Sports Betting: NJ Governor Rejects NBA CommissionerPublished January 1, 2015 by Elana K
New Jersey Governor Chris Christie calls NBA Commissioner's offer of working together to create a federal framework for online sports betting a "bait and switch" tactic. Silver has been fighting against online sports betting in NJ since 2012.
New Jersey Governor Chris Christie is nobody's fool.
He made this abundantly clear when calling out NBA Commissioner Silver after he offered Christie to join him in creating a federal sports gambling framework for Congress to review. Governor Christie called Commissioner Silver's offer a “bait and switch” tactic, something that would attempt to distract Christie from the real issue at hand.
And what is the real issue? Legalizing online sports betting in New Jersey. As of January 2015, there are only three states that have legalized online gambling: New Jersey, Nevada and Delaware. But not all gambling is included in this, and New Jersey's governor has been working on adding sports betting to its repertoire on online offerings.
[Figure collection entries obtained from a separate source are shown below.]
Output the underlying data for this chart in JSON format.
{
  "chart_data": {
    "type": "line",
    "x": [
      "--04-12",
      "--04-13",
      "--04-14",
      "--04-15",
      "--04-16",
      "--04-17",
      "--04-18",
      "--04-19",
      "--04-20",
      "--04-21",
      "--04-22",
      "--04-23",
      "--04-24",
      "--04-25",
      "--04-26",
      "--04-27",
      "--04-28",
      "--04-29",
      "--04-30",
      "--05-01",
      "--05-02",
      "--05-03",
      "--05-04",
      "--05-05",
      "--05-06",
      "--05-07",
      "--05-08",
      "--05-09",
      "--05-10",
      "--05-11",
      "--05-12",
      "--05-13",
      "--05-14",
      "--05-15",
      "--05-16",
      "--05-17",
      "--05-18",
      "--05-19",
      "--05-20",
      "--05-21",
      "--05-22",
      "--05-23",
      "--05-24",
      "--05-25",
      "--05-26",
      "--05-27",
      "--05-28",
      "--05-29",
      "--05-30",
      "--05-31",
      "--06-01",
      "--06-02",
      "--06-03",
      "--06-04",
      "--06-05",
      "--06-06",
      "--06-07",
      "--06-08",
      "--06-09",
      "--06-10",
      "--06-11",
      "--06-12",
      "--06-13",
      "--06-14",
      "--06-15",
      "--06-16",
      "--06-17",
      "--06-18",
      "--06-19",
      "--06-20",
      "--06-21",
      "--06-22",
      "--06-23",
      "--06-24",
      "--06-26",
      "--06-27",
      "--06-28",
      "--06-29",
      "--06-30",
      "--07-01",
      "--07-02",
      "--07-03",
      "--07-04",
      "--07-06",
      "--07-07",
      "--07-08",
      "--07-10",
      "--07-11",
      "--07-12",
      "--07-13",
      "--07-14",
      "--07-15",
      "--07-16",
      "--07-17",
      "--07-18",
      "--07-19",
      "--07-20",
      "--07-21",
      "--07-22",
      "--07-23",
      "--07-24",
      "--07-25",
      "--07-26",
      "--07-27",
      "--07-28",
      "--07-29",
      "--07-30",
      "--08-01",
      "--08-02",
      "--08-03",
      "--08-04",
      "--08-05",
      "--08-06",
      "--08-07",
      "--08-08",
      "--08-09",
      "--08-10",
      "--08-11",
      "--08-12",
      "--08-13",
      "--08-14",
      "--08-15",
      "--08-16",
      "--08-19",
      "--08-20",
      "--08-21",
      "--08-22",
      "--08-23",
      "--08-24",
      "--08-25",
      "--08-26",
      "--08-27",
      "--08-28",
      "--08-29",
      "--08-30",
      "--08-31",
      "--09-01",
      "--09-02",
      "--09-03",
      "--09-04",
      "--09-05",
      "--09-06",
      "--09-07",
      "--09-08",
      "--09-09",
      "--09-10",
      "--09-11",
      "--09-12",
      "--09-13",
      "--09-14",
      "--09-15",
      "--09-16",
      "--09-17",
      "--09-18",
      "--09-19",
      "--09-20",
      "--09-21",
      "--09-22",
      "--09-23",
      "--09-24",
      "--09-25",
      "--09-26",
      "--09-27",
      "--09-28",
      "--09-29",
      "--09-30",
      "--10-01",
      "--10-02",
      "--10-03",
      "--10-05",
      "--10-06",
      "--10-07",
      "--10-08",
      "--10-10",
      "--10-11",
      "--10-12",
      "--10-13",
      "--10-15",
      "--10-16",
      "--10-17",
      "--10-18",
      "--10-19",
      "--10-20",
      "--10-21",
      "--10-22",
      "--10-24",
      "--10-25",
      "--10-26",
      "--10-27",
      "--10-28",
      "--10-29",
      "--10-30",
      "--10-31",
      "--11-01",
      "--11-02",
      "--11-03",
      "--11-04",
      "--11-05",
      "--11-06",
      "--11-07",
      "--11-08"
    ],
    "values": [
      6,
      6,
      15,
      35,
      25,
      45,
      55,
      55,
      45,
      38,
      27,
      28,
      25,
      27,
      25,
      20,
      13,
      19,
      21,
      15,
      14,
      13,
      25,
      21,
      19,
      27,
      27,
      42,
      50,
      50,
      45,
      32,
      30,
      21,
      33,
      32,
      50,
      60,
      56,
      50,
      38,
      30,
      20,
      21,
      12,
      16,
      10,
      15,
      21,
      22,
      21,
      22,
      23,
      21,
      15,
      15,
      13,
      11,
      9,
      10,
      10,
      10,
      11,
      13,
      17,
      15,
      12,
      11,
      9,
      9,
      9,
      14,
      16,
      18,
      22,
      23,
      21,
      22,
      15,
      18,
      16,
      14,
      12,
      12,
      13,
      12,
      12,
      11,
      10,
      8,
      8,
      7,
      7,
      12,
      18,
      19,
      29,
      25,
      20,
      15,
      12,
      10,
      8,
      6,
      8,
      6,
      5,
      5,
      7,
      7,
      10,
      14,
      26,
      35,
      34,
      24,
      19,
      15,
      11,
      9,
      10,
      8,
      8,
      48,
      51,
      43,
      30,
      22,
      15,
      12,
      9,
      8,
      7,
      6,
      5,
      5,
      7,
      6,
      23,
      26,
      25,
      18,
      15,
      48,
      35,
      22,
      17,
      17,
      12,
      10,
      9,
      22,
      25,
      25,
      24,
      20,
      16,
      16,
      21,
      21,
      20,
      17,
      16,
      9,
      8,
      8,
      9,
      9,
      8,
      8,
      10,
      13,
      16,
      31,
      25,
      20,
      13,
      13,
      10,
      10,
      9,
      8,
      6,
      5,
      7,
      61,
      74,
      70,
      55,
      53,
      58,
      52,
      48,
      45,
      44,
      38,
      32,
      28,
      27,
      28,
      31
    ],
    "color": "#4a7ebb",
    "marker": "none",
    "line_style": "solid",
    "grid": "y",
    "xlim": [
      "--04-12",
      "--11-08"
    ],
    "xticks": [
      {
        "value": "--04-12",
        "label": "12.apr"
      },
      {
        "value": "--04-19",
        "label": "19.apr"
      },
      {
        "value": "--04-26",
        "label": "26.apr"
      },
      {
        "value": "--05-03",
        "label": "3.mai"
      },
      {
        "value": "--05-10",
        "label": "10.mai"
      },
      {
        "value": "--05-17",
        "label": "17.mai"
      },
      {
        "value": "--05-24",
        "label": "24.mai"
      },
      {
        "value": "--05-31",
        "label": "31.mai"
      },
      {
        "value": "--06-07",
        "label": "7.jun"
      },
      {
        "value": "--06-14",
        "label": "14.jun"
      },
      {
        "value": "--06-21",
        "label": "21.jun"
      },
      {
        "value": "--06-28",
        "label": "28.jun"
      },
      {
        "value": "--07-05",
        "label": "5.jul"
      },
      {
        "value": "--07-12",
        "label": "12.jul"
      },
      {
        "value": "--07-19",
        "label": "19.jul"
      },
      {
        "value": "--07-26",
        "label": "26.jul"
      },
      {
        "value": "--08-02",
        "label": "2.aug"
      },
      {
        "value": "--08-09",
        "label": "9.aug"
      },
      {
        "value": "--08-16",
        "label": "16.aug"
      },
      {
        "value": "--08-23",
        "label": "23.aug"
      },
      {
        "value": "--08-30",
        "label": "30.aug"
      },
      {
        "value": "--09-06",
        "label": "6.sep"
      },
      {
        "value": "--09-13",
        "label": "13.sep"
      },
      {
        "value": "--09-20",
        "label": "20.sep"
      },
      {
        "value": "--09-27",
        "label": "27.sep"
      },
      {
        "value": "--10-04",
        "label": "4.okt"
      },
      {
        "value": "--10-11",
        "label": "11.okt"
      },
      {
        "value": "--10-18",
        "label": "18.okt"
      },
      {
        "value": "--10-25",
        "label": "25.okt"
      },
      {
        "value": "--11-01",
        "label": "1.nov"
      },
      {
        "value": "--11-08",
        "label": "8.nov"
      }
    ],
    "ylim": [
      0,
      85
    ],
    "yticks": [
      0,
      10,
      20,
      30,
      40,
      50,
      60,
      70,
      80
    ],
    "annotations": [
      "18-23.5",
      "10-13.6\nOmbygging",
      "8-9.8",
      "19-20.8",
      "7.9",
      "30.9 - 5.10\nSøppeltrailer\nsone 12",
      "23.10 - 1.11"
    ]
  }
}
But while he has been working on it, others have been working against it. Since 2012, the National Basketball Association (NBA), National Football League (NFL), National Hockey League (NHL), Major League Baseball (MLB), including the National Collegiate Athletic Association (NCAA), have been fighting together on one issue: preventing New Jersey from legalizing online sports betting. Towards this end, the group has filed lawsuits (and won!!) against NJ legislators, Gov. Christie and the state's association of thoroughbred horsemen.
Hook, Line and No Sinker
Governor Christie's rejection of Commissioner Silver's offer follows a logical rationale: If Commissioner Silver thinks that online sports betting at a federal level is okay, why has he been attempting to prevent it from happening in New Jersey, at a state level? If New Jersey would be allowed to offer online sports betting, their framework could then be used as a model for a federal-level framework.
But Commissioner Silver and the other sports leagues are not interested in doing this; just recently, in November 2014, they secured a TRO that prevented the NJ governor from carrying out activities related to a senate bill that would partially lift the existing sports betting ban.
And so thanks, but no thanks. Governor Christie will not be forming any kind of alliance with Commissioner Silver any time in the near future.